Open questions / next experiments

• Compare against pure Levin search. The point of OOPS is the speedup over plain Levin search on a sequence of related tasks. A pure-Levin baseline at n=2 finds a 6-token solver in ~3000 nodes; at n=3 it would need a ~21-token solver (4**21 ~= 4e12 candidates), which is infeasible. We document the comparison qualitatively but should add a --no-reuse flag that empirically walks into the wall at n=3 so the speedup is measurable rather than asserted.
• Run-length growth dominates wallclock at high n. Even though search is free at n >= 4, simply executing the program on n=20 takes 2**20 ~= 10⁶ token-steps. To reach Schmidhuber’s n=30 headline we’d need a faster interpreter (or a way to prove the recursive program correct without running it on a specific n). Both are interesting v2 directions.
• DSL minimality. Is 4 tokens really the smallest alphabet? Three tokens (M, one swap, C) might be enough if the swap is a 3-cycle rather than a transposition — worth trying.
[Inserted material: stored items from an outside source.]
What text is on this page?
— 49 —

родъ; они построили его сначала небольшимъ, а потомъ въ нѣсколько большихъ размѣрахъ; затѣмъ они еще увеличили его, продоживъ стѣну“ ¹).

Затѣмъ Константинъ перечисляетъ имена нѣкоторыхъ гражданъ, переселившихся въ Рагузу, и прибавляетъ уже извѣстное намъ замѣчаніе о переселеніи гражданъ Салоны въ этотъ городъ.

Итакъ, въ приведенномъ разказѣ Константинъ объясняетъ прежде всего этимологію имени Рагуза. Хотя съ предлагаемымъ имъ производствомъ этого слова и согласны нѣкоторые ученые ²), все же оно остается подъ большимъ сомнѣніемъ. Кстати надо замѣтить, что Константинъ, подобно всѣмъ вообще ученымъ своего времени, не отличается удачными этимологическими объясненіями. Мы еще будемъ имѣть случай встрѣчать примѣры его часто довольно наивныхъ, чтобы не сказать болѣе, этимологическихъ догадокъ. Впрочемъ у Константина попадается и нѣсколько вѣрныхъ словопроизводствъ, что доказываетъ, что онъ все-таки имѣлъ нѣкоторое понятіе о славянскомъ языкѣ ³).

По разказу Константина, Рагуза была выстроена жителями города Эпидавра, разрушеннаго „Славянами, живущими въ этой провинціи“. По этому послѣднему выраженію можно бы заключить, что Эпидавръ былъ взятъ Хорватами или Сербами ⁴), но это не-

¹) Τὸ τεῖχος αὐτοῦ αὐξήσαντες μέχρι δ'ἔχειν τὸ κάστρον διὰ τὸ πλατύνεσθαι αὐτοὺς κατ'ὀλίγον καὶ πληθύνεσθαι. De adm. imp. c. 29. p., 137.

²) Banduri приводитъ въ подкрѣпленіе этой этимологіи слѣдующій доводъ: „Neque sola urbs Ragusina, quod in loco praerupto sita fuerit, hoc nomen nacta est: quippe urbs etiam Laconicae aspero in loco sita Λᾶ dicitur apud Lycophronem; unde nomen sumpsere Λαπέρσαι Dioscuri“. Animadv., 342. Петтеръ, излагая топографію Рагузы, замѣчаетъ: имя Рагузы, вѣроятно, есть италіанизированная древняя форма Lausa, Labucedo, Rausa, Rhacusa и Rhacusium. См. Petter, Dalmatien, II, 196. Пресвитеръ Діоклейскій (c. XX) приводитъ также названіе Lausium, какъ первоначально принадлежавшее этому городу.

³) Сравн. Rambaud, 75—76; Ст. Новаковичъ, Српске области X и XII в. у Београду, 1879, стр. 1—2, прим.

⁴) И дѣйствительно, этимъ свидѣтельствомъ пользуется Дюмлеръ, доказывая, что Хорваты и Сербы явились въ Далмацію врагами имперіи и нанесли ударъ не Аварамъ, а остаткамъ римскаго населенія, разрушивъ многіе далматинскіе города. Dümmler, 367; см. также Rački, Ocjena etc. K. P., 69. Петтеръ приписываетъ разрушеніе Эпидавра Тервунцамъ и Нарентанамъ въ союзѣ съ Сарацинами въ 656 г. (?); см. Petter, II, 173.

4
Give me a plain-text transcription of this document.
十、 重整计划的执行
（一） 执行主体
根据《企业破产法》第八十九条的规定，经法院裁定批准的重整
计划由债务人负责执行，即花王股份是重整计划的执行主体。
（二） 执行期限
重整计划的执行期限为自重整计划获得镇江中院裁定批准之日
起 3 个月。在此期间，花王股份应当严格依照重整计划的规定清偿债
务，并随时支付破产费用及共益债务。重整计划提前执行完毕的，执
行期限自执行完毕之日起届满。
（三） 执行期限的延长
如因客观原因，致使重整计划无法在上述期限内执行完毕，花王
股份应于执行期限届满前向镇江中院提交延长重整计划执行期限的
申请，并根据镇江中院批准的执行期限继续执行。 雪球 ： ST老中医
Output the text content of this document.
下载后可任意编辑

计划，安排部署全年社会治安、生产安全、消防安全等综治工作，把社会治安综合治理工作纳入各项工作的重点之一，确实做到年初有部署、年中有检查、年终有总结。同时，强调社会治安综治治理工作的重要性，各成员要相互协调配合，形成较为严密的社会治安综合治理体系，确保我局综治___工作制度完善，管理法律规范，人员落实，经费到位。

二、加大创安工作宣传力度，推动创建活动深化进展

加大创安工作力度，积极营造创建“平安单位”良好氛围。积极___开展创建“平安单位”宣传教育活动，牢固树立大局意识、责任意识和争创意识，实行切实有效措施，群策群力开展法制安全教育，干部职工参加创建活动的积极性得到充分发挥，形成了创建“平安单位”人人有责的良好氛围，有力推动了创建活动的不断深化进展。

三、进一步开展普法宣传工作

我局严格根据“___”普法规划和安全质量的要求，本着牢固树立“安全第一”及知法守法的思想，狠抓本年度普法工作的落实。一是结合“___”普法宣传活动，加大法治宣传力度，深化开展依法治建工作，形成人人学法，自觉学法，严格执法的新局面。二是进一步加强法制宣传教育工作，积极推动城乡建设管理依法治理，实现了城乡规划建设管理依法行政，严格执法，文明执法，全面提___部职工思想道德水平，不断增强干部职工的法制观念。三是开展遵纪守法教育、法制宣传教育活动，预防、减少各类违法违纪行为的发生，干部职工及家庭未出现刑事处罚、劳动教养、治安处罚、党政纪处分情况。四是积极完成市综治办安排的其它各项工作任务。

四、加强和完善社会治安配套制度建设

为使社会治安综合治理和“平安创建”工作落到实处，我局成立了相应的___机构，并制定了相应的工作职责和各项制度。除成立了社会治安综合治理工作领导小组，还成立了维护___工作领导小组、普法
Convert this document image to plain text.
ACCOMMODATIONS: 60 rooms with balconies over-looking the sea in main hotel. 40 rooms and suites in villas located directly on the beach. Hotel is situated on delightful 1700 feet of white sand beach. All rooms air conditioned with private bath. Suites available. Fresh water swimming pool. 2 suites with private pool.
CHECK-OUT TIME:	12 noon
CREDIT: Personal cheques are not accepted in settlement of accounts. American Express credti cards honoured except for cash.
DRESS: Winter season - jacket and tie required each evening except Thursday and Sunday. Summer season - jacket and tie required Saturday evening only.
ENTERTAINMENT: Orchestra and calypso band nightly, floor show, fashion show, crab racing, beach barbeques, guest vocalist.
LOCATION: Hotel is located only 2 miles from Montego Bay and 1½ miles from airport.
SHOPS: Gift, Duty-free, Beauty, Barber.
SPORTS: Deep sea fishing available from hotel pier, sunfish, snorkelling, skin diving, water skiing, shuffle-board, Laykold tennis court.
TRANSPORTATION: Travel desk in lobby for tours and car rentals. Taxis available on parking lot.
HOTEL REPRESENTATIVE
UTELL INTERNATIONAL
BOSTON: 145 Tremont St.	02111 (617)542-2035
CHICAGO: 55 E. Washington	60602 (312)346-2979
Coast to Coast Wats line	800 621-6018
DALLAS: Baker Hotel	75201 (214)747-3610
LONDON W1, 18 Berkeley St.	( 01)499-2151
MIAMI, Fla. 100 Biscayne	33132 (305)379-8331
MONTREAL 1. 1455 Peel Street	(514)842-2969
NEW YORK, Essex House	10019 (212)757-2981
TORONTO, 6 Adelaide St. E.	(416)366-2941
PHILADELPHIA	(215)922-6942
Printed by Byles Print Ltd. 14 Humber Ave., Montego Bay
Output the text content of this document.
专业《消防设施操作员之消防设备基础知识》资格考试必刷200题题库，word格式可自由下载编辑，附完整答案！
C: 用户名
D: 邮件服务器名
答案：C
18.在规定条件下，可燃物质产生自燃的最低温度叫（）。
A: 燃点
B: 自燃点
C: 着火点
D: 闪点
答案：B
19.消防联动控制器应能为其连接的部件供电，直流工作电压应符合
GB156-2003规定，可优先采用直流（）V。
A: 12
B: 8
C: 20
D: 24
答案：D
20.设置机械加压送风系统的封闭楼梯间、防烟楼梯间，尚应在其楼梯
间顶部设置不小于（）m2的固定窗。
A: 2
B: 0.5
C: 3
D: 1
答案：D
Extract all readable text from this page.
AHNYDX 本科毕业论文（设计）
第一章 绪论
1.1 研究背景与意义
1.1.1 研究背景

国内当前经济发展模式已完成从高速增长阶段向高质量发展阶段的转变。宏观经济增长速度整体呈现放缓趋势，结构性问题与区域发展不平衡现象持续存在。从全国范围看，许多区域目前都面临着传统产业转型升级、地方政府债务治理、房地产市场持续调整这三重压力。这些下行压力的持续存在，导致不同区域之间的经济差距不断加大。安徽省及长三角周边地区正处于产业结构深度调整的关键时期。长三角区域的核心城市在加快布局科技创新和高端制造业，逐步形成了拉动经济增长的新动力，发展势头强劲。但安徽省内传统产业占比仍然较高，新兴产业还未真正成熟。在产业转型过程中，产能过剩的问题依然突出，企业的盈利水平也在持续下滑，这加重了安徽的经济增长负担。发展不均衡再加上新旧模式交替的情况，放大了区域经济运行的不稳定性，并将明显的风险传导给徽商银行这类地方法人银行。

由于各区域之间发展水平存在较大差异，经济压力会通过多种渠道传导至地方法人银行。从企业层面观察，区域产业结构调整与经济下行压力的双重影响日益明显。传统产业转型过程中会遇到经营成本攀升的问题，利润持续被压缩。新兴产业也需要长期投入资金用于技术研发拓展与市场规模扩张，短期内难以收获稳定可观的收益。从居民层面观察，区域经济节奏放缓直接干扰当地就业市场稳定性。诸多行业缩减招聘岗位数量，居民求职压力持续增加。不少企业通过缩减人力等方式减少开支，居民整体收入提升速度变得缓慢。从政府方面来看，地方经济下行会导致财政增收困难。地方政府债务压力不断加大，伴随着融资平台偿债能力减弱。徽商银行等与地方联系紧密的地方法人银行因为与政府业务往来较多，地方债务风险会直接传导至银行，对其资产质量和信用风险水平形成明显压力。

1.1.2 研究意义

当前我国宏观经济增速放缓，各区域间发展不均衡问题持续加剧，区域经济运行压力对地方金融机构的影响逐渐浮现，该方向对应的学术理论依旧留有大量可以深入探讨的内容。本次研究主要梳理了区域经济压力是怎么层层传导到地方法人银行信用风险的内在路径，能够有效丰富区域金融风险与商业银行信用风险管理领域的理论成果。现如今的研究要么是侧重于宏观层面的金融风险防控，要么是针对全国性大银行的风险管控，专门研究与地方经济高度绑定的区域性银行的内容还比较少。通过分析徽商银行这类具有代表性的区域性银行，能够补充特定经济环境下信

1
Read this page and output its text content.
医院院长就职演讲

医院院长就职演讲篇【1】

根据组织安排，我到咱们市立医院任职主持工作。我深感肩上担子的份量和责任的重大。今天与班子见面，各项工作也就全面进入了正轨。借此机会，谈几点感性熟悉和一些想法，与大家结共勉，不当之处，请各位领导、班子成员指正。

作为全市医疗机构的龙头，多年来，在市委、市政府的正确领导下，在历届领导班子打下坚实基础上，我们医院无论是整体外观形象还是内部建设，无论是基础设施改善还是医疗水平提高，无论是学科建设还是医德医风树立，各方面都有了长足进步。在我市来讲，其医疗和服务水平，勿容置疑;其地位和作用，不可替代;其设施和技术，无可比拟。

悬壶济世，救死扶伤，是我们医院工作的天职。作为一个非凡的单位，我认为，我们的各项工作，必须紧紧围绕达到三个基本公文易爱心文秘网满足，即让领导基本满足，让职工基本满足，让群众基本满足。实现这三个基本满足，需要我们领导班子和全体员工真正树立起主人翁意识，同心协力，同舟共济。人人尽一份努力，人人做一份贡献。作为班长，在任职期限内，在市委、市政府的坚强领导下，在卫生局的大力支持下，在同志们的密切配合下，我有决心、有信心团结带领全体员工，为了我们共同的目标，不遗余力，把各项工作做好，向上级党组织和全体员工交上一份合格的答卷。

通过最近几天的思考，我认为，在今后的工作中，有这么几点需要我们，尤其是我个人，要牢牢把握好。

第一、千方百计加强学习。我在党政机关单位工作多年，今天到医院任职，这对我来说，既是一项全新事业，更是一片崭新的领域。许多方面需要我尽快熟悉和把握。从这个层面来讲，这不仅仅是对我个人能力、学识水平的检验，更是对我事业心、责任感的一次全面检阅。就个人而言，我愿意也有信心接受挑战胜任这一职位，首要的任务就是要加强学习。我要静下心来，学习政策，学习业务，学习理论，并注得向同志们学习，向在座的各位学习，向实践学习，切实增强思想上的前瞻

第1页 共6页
• Frame save/restore as deviation. Without the implicit save/restore on C, OOPS still works but discovers a different program at every n (the previous-found program no longer reuses cleanly because the callee’s frame mutations leak into the caller). An ablation that shows the full search trace under both interpreters would clarify exactly how much of the “constant program length” claim depends on the save/restore convention.
• Comparison to a plain recursion-aware DSL. A Lisp-like DSL with explicit recursion (e.g. Y combinator, named definitions) would let n=2 discover the recursive structure directly rather than needing n=3’s second search to introduce C. Worth trying as a v2 contrast point.
• Citation gap. The original paper’s Hanoi headline is described in Schmidhuber (2004) Section 5 with most quantitative details delegated to the IDSIA tech report. Specific node counts and DSL details from the paper haven’t been re-verified here; numbers above are from this implementation.